The majority of Painter's tools are geared toward the traditional illustrator; Corel's recent updates showcase an impressive array of brush tools that better emulate the physics of their real-life counterparts. For example, watercolors will spread and leave dry marks as a liquid-based paint would behave on a textured medium.
Though Painter's work layout is often compared and contrasted with another certain popular illustration program, Corel has gone to great lengths to make their tools much more accessible. Though it helps to learn the basic tool setup, features like the new Brush Search helps you find tools quickly without having to skim through the toolbars.

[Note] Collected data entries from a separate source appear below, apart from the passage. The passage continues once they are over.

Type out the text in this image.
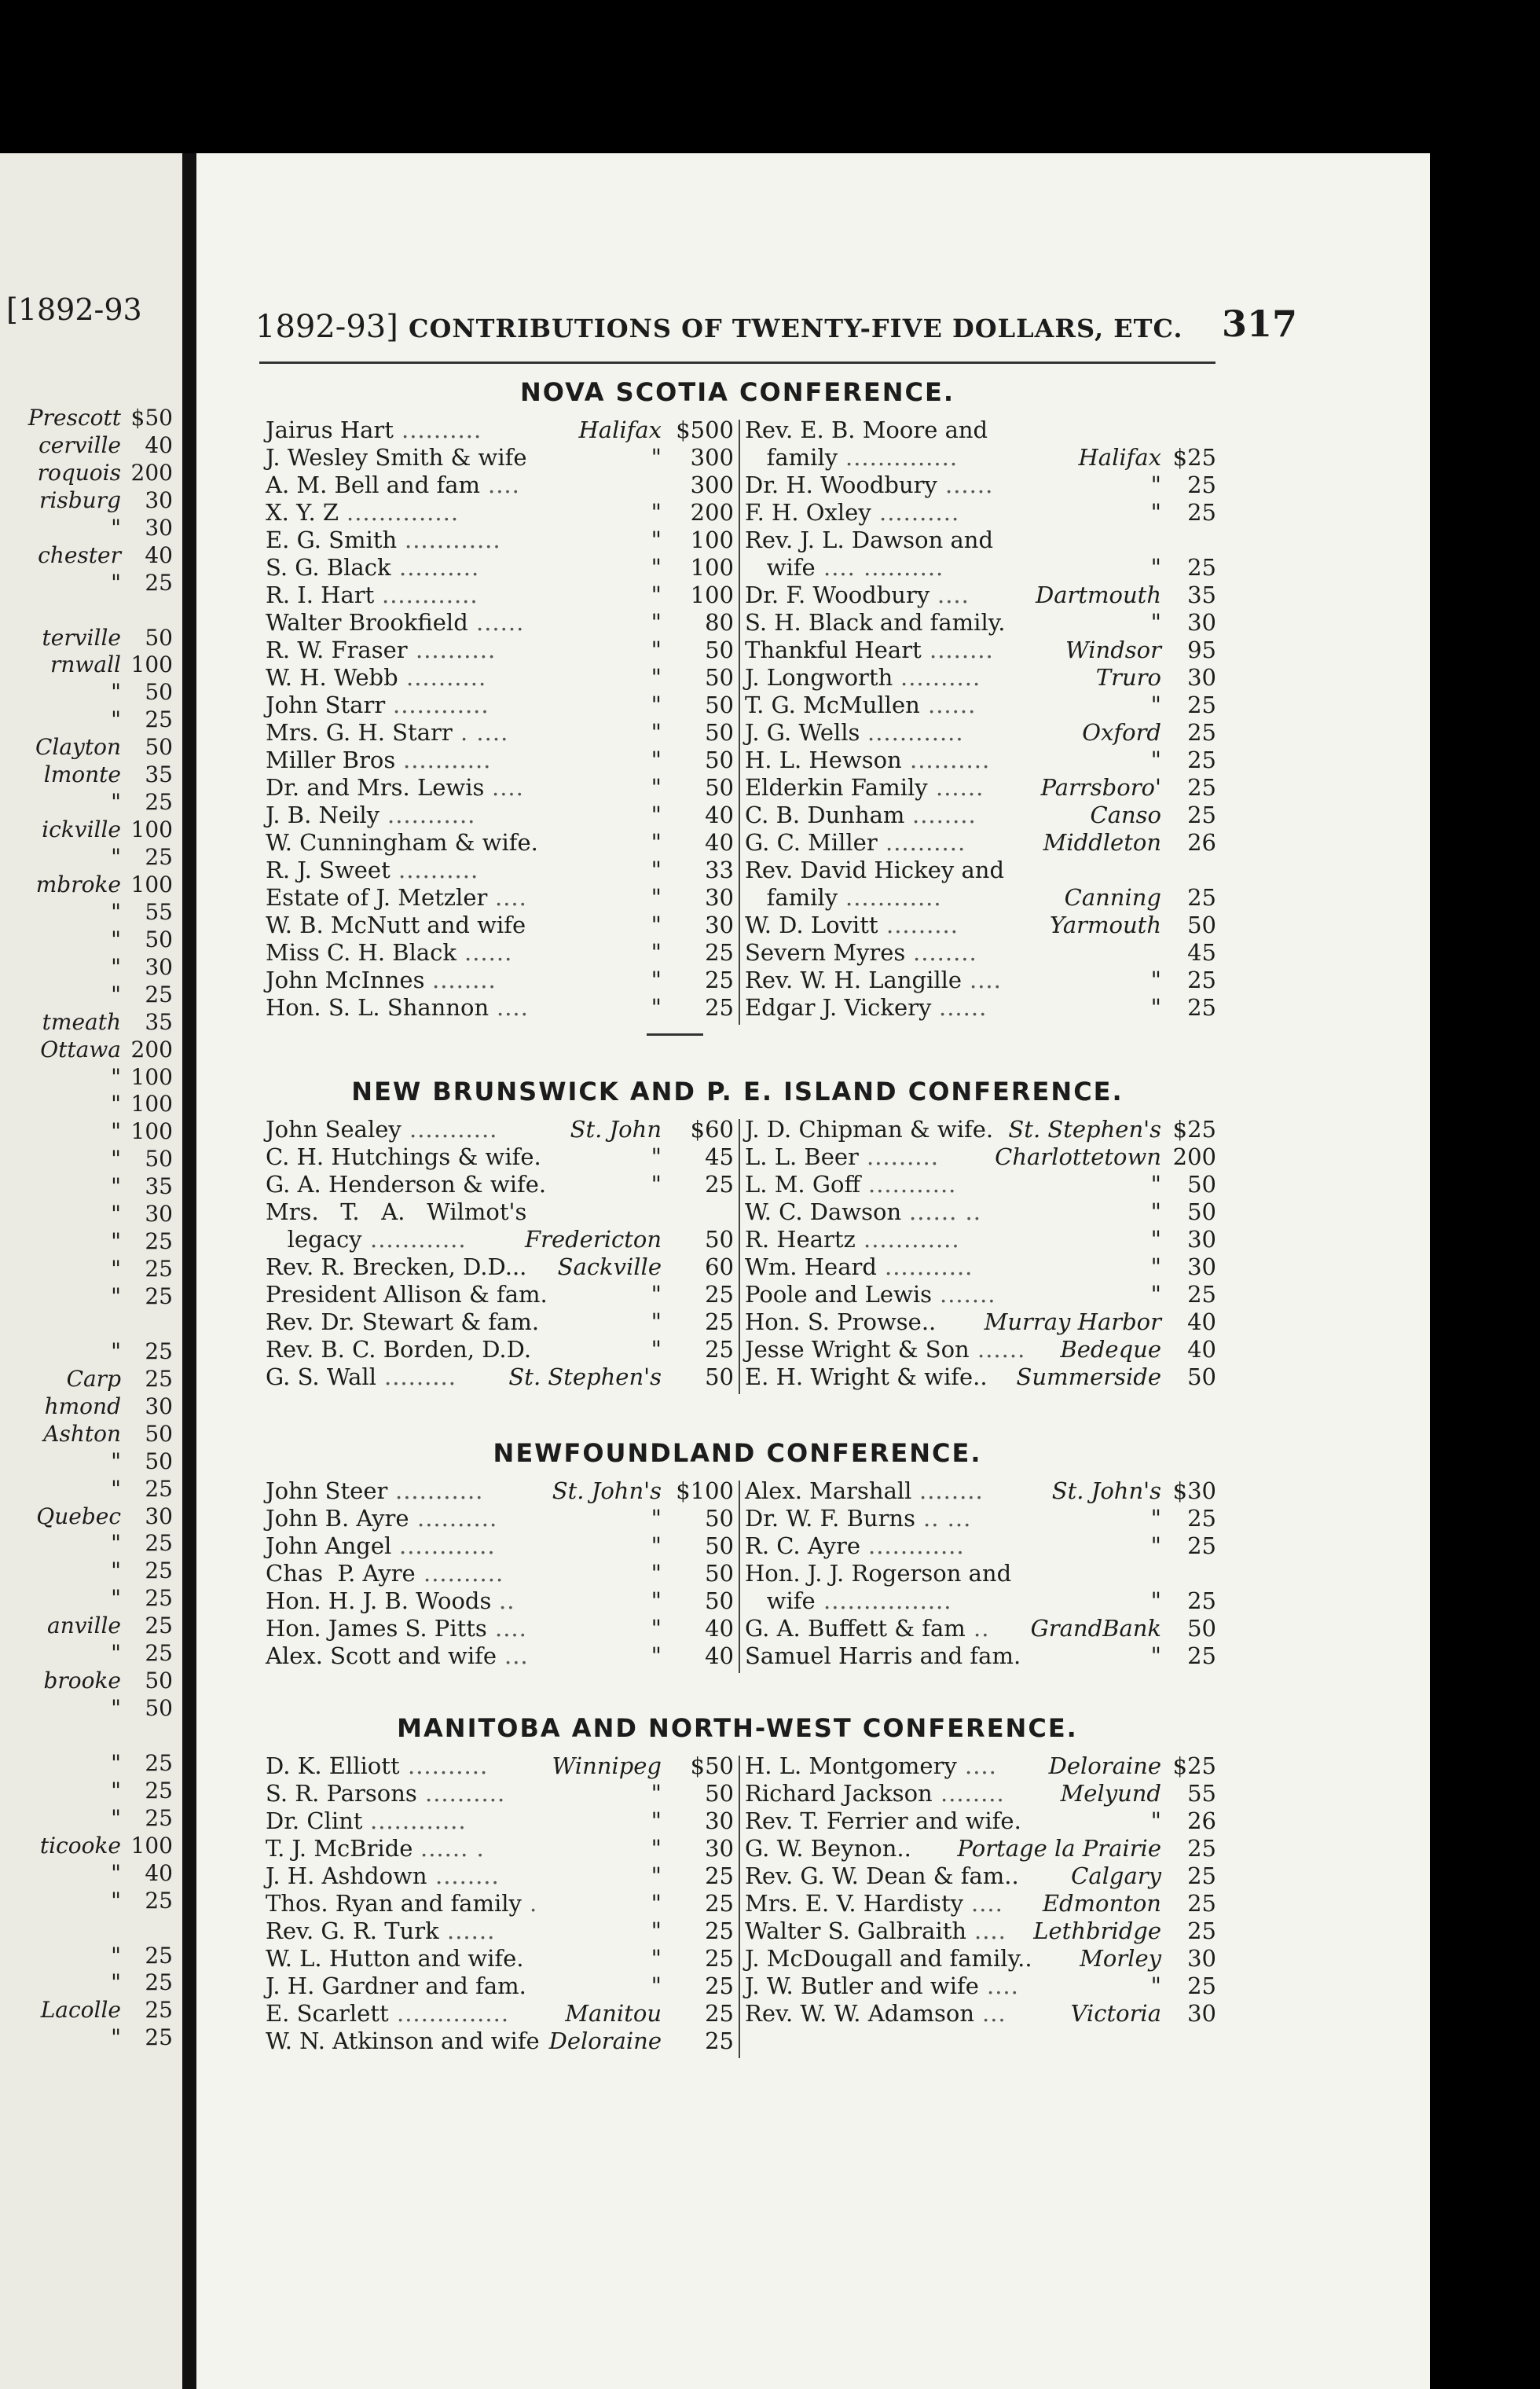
[1892-93
Prescott $50
cerville 40
roquois 200
risburg 30
" 30
chester 40
" 25
terville 50
rnwall 100
" 50
" 25
Clayton 50
lmonte 35
" 25
ickville 100
" 25
mbroke 100
" 55
" 50
" 30
" 25
tmeath 35
Ottawa 200
" 100
" 100
" 100
" 50
" 35
" 30
" 25
" 25
" 25
" 25
Carp 25
hmond 30
Ashton 50
" 50
" 25
Quebec 30
" 25
" 25
" 25
anville 25
" 25
brooke 50
" 50
" 25
" 25
" 25
ticooke 100
" 40
" 25
" 25
" 25
Lacolle 25
" 25
1892-93] CONTRIBUTIONS OF TWENTY-FIVE DOLLARS, ETC. 317
NOVA SCOTIA CONFERENCE.
Jairus Hart ..........	Halifax $500
J. Wesley Smith & wife	" 300
A. M. Bell and fam ....	300
X. Y. Z ..............	" 200
E. G. Smith ............	" 100
S. G. Black ..........	" 100
R. I. Hart ............	" 100
Walter Brookfield ......	" 80
R. W. Fraser ..........	" 50
W. H. Webb ..........	" 50
John Starr ............	" 50
Mrs. G. H. Starr . ....	" 50
Miller Bros ...........	" 50
Dr. and Mrs. Lewis ....	" 50
J. B. Neily ...........	" 40
W. Cunningham & wife.	" 40
R. J. Sweet ..........	" 33
Estate of J. Metzler ....	" 30
W. B. McNutt and wife	" 30
Miss C. H. Black ......	" 25
John McInnes ........	" 25
Hon. S. L. Shannon ....	" 25
Rev. E. B. Moore and
family ..............	Halifax $25
Dr. H. Woodbury ......	" 25
F. H. Oxley ..........	" 25
Rev. J. L. Dawson and
wife .... ..........	" 25
Dr. F. Woodbury ....	Dartmouth 35
S. H. Black and family.	" 30
Thankful Heart ........	Windsor 95
J. Longworth ..........	Truro 30
T. G. McMullen ......	" 25
J. G. Wells ............	Oxford 25
H. L. Hewson ..........	" 25
Elderkin Family ...... Parrsboro' 25
C. B. Dunham ........	Canso 25
G. C. Miller ..........	Middleton 26
Rev. David Hickey and
family ............	Canning 25
W. D. Lovitt .........	Yarmouth 50
Severn Myres ........	45
Rev. W. H. Langille ....	" 25
Edgar J. Vickery ......	" 25
NEW BRUNSWICK AND P. E. ISLAND CONFERENCE.
John Sealey ...........	St. John $60
C. H. Hutchings & wife.	" 45
G. A. Henderson & wife.	" 25
Mrs.   T.   A.   Wilmot's
legacy ............	Fredericton 50
Rev. R. Brecken, D.D... Sackville 60
President Allison & fam.	" 25
Rev. Dr. Stewart & fam.	" 25
Rev. B. C. Borden, D.D.	" 25
G. S. Wall ......... St. Stephen's 50
J. D. Chipman & wife. St. Stephen's $25
L. L. Beer ......... Charlottetown 200
L. M. Goff ...........	" 50
W. C. Dawson ...... ..	" 50
R. Heartz ............	" 30
Wm. Heard ...........	" 30
Poole and Lewis .......	" 25
Hon. S. Prowse.. Murray Harbor 40
Jesse Wright & Son ...... Bedeque 40
E. H. Wright & wife.. Summerside 50
NEWFOUNDLAND CONFERENCE.
John Steer ...........	St. John's $100
John B. Ayre ..........	" 50
John Angel ............	" 50
Chas  P. Ayre ..........	" 50
Hon. H. J. B. Woods ..	" 50
Hon. James S. Pitts ....	" 40
Alex. Scott and wife ...	" 40
Alex. Marshall ........	St. John's $30
Dr. W. F. Burns .. ...	" 25
R. C. Ayre ............	" 25
Hon. J. J. Rogerson and
wife ................	" 25
G. A. Buffett & fam .. GrandBank 50
Samuel Harris and fam.	" 25
MANITOBA AND NORTH-WEST CONFERENCE.
D. K. Elliott ..........	Winnipeg $50
S. R. Parsons ..........	" 50
Dr. Clint ............	" 30
T. J. McBride ...... .	" 30
J. H. Ashdown ........	" 25
Thos. Ryan and family .	" 25
Rev. G. R. Turk ......	" 25
W. L. Hutton and wife.	" 25
J. H. Gardner and fam.	" 25
E. Scarlett .............. Manitou 25
W. N. Atkinson and wife Deloraine 25
H. L. Montgomery .... Deloraine $25
Richard Jackson ........ Melyund 55
Rev. T. Ferrier and wife.	" 26
G. W. Beynon.. Portage la Prairie 25
Rev. G. W. Dean & fam.. Calgary 25
Mrs. E. V. Hardisty .... Edmonton 25
Walter S. Galbraith .... Lethbridge 25
J. McDougall and family.. Morley 30
J. W. Butler and wife ....	" 25
Rev. W. W. Adamson ...	Victoria 30
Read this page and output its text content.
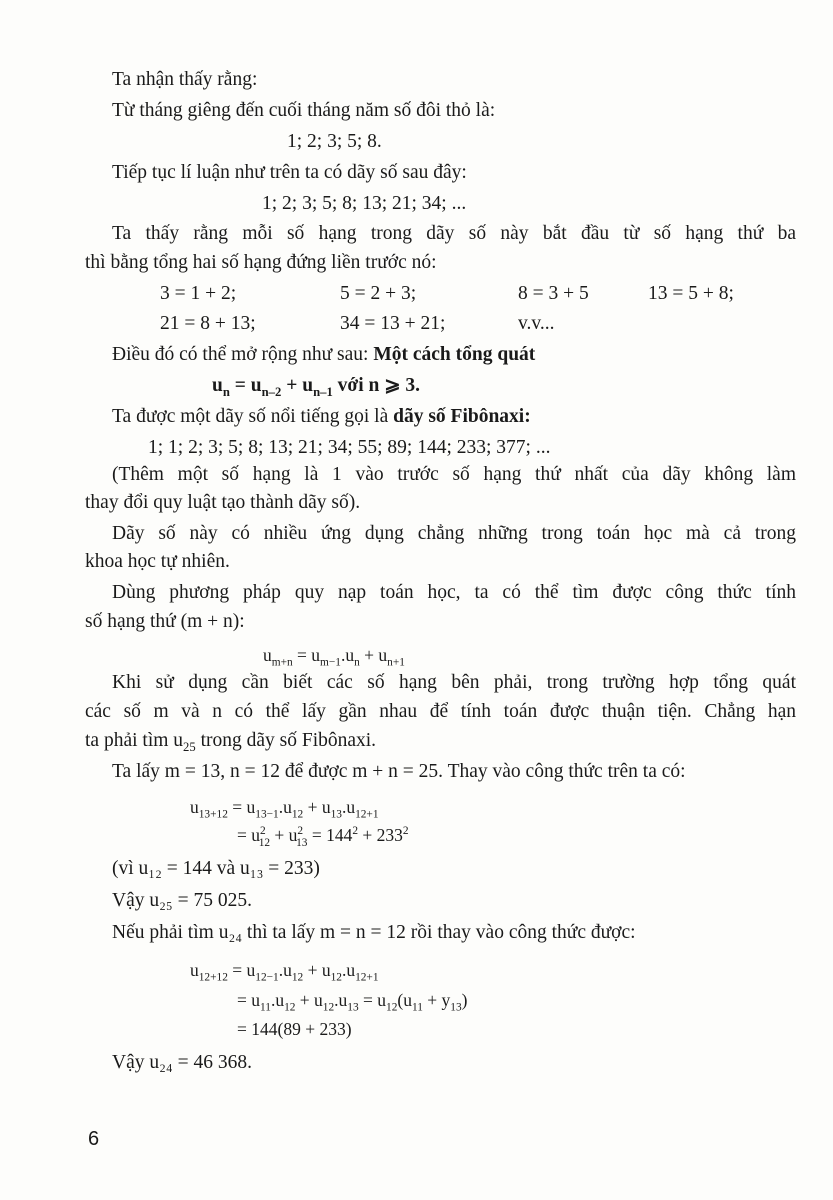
Ta nhận thấy rằng:
Từ tháng giêng đến cuối tháng năm số đôi thỏ là:
1; 2; 3; 5; 8.
Tiếp tục lí luận như trên ta có dãy số sau đây:
1; 2; 3; 5; 8; 13; 21; 34; ...
Ta thấy rằng mỗi số hạng trong dãy số này bắt đầu từ số hạng thứ ba
thì bằng tổng hai số hạng đứng liền trước nó:
3 = 1 + 2;	5 = 2 + 3;	8 = 3 + 5	13 = 5 + 8;
21 = 8 + 13;	34 = 13 + 21;	v.v...
Điều đó có thể mở rộng như sau: Một cách tổng quát
$u_n = u_{n-2} + u_{n-1}$ với n ⩾ 3.
Ta được một dãy số nổi tiếng gọi là dãy số Fibônaxi:
1; 1; 2; 3; 5; 8; 13; 21; 34; 55; 89; 144; 233; 377; ...
(Thêm một số hạng là 1 vào trước số hạng thứ nhất của dãy không làm
thay đổi quy luật tạo thành dãy số).
Dãy số này có nhiều ứng dụng chẳng những trong toán học mà cả trong
khoa học tự nhiên.
Dùng phương pháp quy nạp toán học, ta có thể tìm được công thức tính
số hạng thứ (m + n):
$u_{m+n} = u_{m-1}.u_n + u_{n+1}$
Khi sử dụng cần biết các số hạng bên phải, trong trường hợp tổng quát
các số m và n có thể lấy gần nhau để tính toán được thuận tiện. Chẳng hạn
ta phải tìm $u_{25}$ trong dãy số Fibônaxi.
Ta lấy m = 13, n = 12 để được m + n = 25. Thay vào công thức trên ta có:
$u_{13+12} = u_{13-1}.u_{12} + u_{13}.u_{12+1}$
= $u^2_{12} + u^2_{13} = 144^2 + 233^2$
(vì u₁₂ = 144 và u₁₃ = 233)
Vậy u₂₅ = 75 025.
Nếu phải tìm u₂₄ thì ta lấy m = n = 12 rồi thay vào công thức được:
$u_{12+12} = u_{12-1}.u_{12} + u_{12}.u_{12+1}$
= $u_{11}.u_{12} + u_{12}.u_{13} = u_{12}(u_{11} + y_{13})$
= 144(89 + 233)
Vậy u₂₄ = 46 368.
6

Queries like "oil" or "gel" will bring up a list of related brushes, each with their own brush preview stroke.
Reference Image is another helpful addition, which lets you keep a static panel of an original image. It's surprisingly useful, especially when you're recreating or using external source images as inspiration.
Corel also includes another inspiration freebie called Mixer, which lets you take existing images and extract color palettes. There are four major palette modes that simulate traditional solid color grids or a more raw, mixed-acrylic approach for traditional painters. It's definitely a refreshing approach to color management; any reference images can instantly become a color palette, which comes in handy when you're trying to convey particular emotions from things like photos or graphics.
The type of user or artist who'd enjoy Painter really depends on the type of work they're trying to create; Adobe users will still have to tweak their workflow and approach ever so slightly should they plan to adopt Corel products for one reason or another. However, it's definitely not as daunting as one might think, especially if you used Adobe products, traditionally, for illustration purposes.
When it comes to Web design, Adobe still holds its ground but the Painter environment excels when it comes to creating custom textures and brushes; it's the perfect playground for artists who want control over tool creation.